The Unbelievers is a 2013 documentary that follows Professor Dawkins and Professor Krauss as they go on tour across Sydney, Phoenix, and London, speaking at packed auditoriums, appearing on television and radio programs, and having brief discussions with one another along the way. Directed by Gus Holwerda, the film also features occasional appearances by other famous atheists, including Stephen Hawking, Sarah Silverman, Ricky Gervais, Werner Herzog, and Woody Allen, to name a handful. The majority of the show, however, covers the talks and travels of the Dawkins-Krauss duo. The Unbelievers is currently available for streaming on Netflix, as well as for purchase through Amazon.

The Itinerant Preachers of Reason

Celebrity atheists kick off the film gushing over science, skepticism, and critical thinking, setting the stage for the two main men to go about spreading the word. From the very beginning, the unmistakeable vibe of an advertisement or fundraising video is present. Want to know about unbelief? Listen to these popular people tell you how awesome it is! Then sit back and watch the crowd-stirring power of Dawkins and Krauss, trotting into arenas and media stations as if for a heavyweight boxing match. You’ll hear the audience cheer, chant, and applaud, and you’ll get to see both professors proudly and confidently doing what they do best.
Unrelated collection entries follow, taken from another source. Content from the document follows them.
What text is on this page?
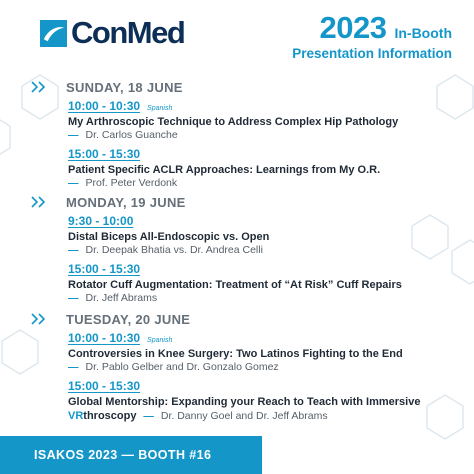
ConMed	2023 In-Booth
Presentation Information
SUNDAY, 18 JUNE
10:00 - 10:30 Spanish
My Arthroscopic Technique to Address Complex Hip Pathology
— Dr. Carlos Guanche
15:00 - 15:30
Patient Specific ACLR Approaches: Learnings from My O.R.
— Prof. Peter Verdonk
MONDAY, 19 JUNE
9:30 - 10:00
Distal Biceps All-Endoscopic vs. Open
— Dr. Deepak Bhatia vs. Dr. Andrea Celli
15:00 - 15:30
Rotator Cuff Augmentation: Treatment of “At Risk” Cuff Repairs
— Dr. Jeff Abrams
TUESDAY, 20 JUNE
10:00 - 10:30 Spanish
Controversies in Knee Surgery: Two Latinos Fighting to the End
— Dr. Pablo Gelber and Dr. Gonzalo Gomez
15:00 - 15:30
Global Mentorship: Expanding your Reach to Teach with Immersive
VRthroscopy — Dr. Danny Goel and Dr. Jeff Abrams
ISAKOS 2023 — BOOTH #16
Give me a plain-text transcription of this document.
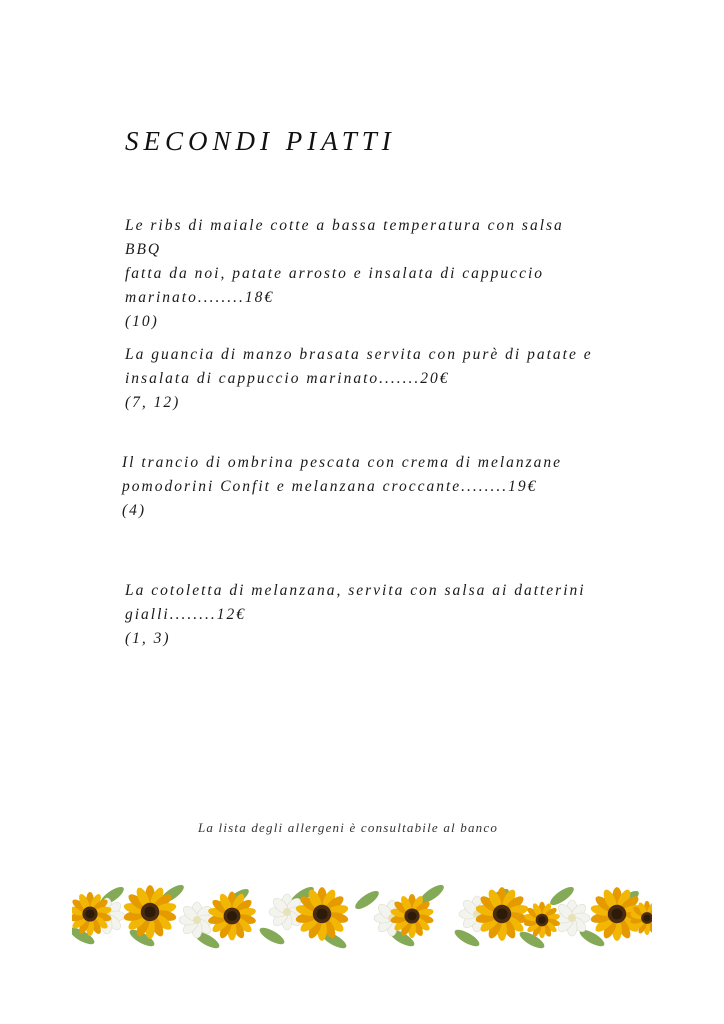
SECONDI PIATTI
Le ribs di maiale cotte a bassa temperatura con salsa BBQ
fatta da noi, patate arrosto e insalata di cappuccio
marinato........18€
(10)
La guancia di manzo brasata servita con purè di patate e
insalata di cappuccio marinato.......20€
(7, 12)
Il trancio di ombrina pescata con crema di melanzane
pomodorini Confit e melanzana croccante........19€
(4)
La cotoletta di melanzana, servita con salsa ai datterini
gialli........12€
(1, 3)
La lista degli allergeni è consultabile al banco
Unfortunately, though, there isn’t much else to The Unbelievers, which plays more like a travelogue for a rock band or comedian than as a provocative look at the rise of atheism. Getting some deeper insight into the lives of the leading men would even have made for an intriguing documentary, but this is nothing of the sort. For over an hour, we get Dawkins and Krauss making many of the same quips, claims, and arguments they’ve made in their published writings and other appearances available for free online. Worse still, here in this condensed and edited form their discussions have less context, less eloquence, and less impact. If one has never before seen or heard either scientist speak, this film could be enjoyable and mildly informative. Otherwise, it comes across as rather repetitious and dull. I say this as someone who has not only met both Professor Dawkins and Professor Krauss, but as someone who also hasn’t gorged himself on so much material by the duo as to be over-exposed. Really, if you’ve heard even one or two lectures before this, you’ll find precious little here that is new.
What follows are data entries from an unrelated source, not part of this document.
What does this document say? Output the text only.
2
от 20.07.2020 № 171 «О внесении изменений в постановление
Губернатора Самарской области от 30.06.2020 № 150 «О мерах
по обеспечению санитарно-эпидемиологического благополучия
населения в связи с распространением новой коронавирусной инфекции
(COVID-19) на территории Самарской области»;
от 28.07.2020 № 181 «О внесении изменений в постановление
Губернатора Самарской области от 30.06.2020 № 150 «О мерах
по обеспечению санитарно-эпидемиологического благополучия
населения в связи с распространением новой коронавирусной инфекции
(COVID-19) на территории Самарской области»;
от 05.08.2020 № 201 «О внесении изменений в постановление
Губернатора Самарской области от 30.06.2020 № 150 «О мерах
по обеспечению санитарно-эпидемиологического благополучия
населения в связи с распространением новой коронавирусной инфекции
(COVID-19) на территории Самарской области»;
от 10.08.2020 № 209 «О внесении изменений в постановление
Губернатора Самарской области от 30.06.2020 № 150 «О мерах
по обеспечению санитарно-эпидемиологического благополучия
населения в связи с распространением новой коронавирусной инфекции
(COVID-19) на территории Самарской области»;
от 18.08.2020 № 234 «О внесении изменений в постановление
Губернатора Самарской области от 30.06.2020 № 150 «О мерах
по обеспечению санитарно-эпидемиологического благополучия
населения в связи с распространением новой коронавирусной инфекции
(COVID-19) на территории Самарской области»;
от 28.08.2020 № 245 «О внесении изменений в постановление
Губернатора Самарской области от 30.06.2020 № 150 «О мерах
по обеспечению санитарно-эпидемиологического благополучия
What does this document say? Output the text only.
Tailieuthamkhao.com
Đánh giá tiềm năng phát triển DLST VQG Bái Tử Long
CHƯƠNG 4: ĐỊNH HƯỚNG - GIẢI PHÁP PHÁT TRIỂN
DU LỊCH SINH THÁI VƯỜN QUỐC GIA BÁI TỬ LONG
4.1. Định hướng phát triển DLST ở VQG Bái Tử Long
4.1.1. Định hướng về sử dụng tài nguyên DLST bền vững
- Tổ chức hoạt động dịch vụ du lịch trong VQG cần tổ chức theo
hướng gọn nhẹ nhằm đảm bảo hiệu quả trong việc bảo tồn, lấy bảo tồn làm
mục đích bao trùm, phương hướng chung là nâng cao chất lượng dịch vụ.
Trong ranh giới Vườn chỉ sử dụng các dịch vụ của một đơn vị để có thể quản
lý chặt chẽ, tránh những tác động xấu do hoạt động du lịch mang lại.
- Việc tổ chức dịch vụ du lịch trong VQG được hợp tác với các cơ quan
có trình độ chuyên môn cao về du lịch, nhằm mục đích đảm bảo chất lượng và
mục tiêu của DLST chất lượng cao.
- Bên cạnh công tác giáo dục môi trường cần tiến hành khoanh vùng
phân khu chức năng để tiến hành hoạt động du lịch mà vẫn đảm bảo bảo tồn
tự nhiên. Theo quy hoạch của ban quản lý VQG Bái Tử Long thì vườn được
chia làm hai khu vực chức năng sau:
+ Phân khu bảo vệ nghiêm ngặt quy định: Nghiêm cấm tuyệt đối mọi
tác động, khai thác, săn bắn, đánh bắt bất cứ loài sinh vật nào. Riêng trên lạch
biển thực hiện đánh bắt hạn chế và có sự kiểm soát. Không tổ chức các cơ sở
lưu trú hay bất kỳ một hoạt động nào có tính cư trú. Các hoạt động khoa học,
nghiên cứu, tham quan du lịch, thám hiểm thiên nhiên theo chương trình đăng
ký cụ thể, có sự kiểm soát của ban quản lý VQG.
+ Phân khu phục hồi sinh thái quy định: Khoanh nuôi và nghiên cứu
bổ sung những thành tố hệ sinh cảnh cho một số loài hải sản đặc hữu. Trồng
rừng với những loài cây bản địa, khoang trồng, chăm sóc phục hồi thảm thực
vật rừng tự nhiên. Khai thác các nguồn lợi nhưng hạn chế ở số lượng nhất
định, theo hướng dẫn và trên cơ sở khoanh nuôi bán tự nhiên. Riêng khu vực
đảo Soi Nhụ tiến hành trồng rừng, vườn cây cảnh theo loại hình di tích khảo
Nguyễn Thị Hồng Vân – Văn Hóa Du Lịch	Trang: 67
Perhaps most disappointing, however, is the absence of any balanced counter-point to the absolutist remarks of the main mouthpieces. Believers featured in the show are presented as either uneducated imbeciles or raving fanatical protesters. Richard and Lawrence wax lyrical on their devotion to truth, to science, to reality, to free thinking, and to many other favorite buzzwords without the slightest consideration of how perilously close they are to similar rhetorical propaganda uttered by the Religious Right, or to how hotly debated such concepts have been in the history of Western thought. That kind of open conversation may not be what the two want, on the other hand. Near the start of the film Dawkins bemoans a moderator for asking him to clarify some of his comments. He then goes on to speculate that once evolution is properly taught to the faithful, they will abandon their gods with nary a shrug.
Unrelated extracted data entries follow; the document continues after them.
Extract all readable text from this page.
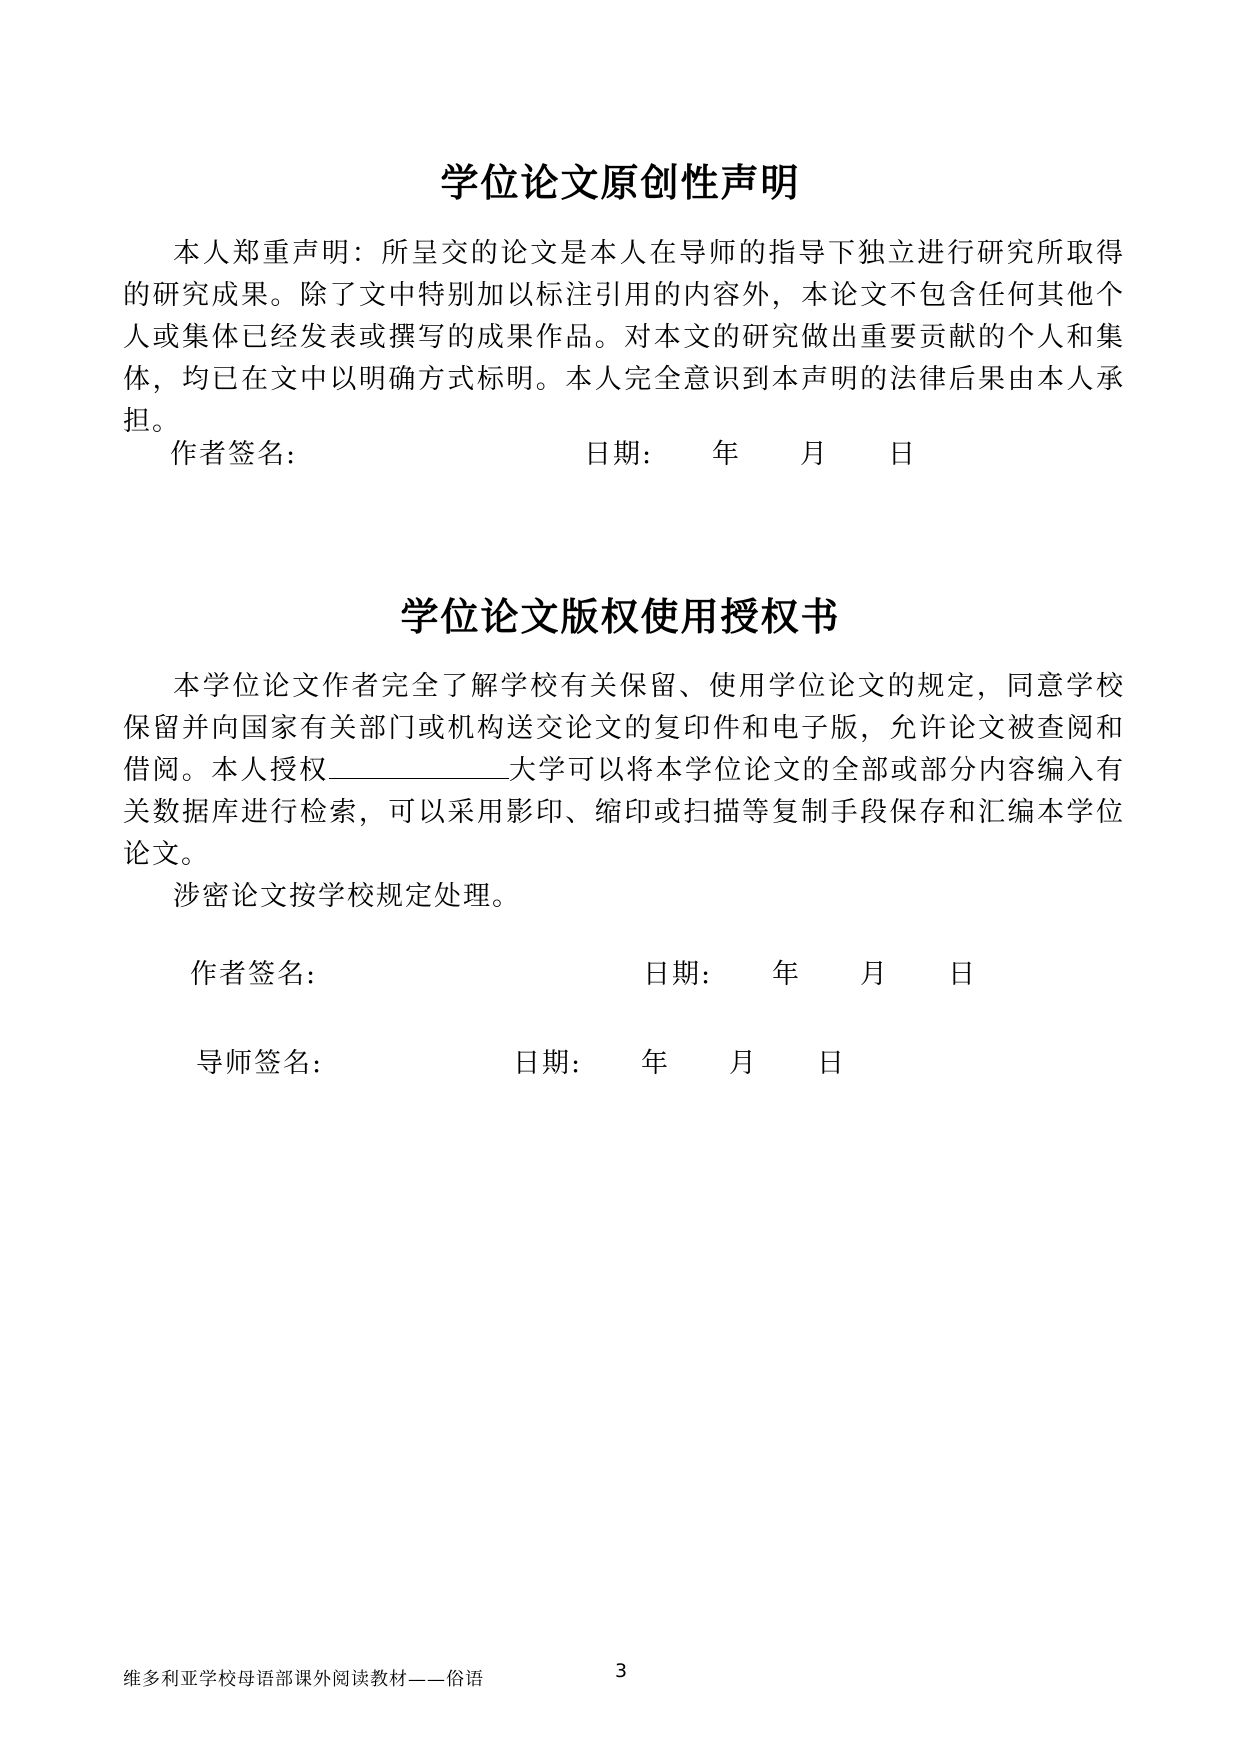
学位论文原创性声明

本人郑重声明：所呈交的论文是本人在导师的指导下独立进行研究所取得的研究成果。除了文中特别加以标注引用的内容外，本论文不包含任何其他个人或集体已经发表或撰写的成果作品。对本文的研究做出重要贡献的个人和集体，均已在文中以明确方式标明。本人完全意识到本声明的法律后果由本人承担。

作者签名:	日期: 年 月 日
学位论文版权使用授权书

本学位论文作者完全了解学校有关保留、使用学位论文的规定，同意学校保留并向国家有关部门或机构送交论文的复印件和电子版，允许论文被查阅和借阅。本人授权	大学可以将本学位论文的全部或部分内容编入有关数据库进行检索，可以采用影印、缩印或扫描等复制手段保存和汇编本学位论文。

涉密论文按学校规定处理。

作者签名:	日期: 年 月 日
导师签名:	日期: 年 月 日
维多利亚学校母语部课外阅读教材——俗语	3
What exactly the purpose is behind The Unbelievers is difficult to ascertain. It certainly won’t lead anyone out of their faith, since there is barely a single argument for or against theism covered in it. It doesn’t follow the emergence of New Atheism, nor does it make much effort to paint any particular portrait of the average unbeliever. Even as a promotional effort it’s quite poor, showing what looks a lot like hero worship and scientism, not to mention that it lends a disturbing amount of credence to the ‘atheist evangelist’ tags that were mockingly applied to the Four Horsemen nearly ten years back. If we’re to believe the presentation in the film, this movement hasn’t just been about preaching to the converted, it’s been about cheering on public figures in the same way you show up and support your favorite band at their concert. And maybe this is the essence of the message in the documentary: unbelievers are united and growing.

Still, one can’t help but feel there are better ways of illustrating that message. The last chunk of the movie shows a string of clips from the 2012 Reason Rally, before launching into end credits accompanied by more celebrity atheists sharing their opinions. Sadly, The Unbelievers plays like a B-sides compilation, not capturing enough of the stronger points of either Dawkins or Krauss to warrant even a Greatest Hits collection. If you’re looking for a good documentary on atheism or with Professor Dawkins, check out A Brief History of Disbelief and The Atheism Tapes. For Professor Krauss, see his 2009 lecture A Universe From Nothing at no charge on YouTube. Then maybe, if you’re still hankering for more and know what to expect, give this film a try. Though ultimately unimpressive, it is visually appealing, has a decent soundtrack, and can serve as some casual fun.

1. Michael Lipka, A closer look at America’s rapidly growing religious ‘nones’, Pew Research Center (May 13, 2015). Retrieved July 22, 2015.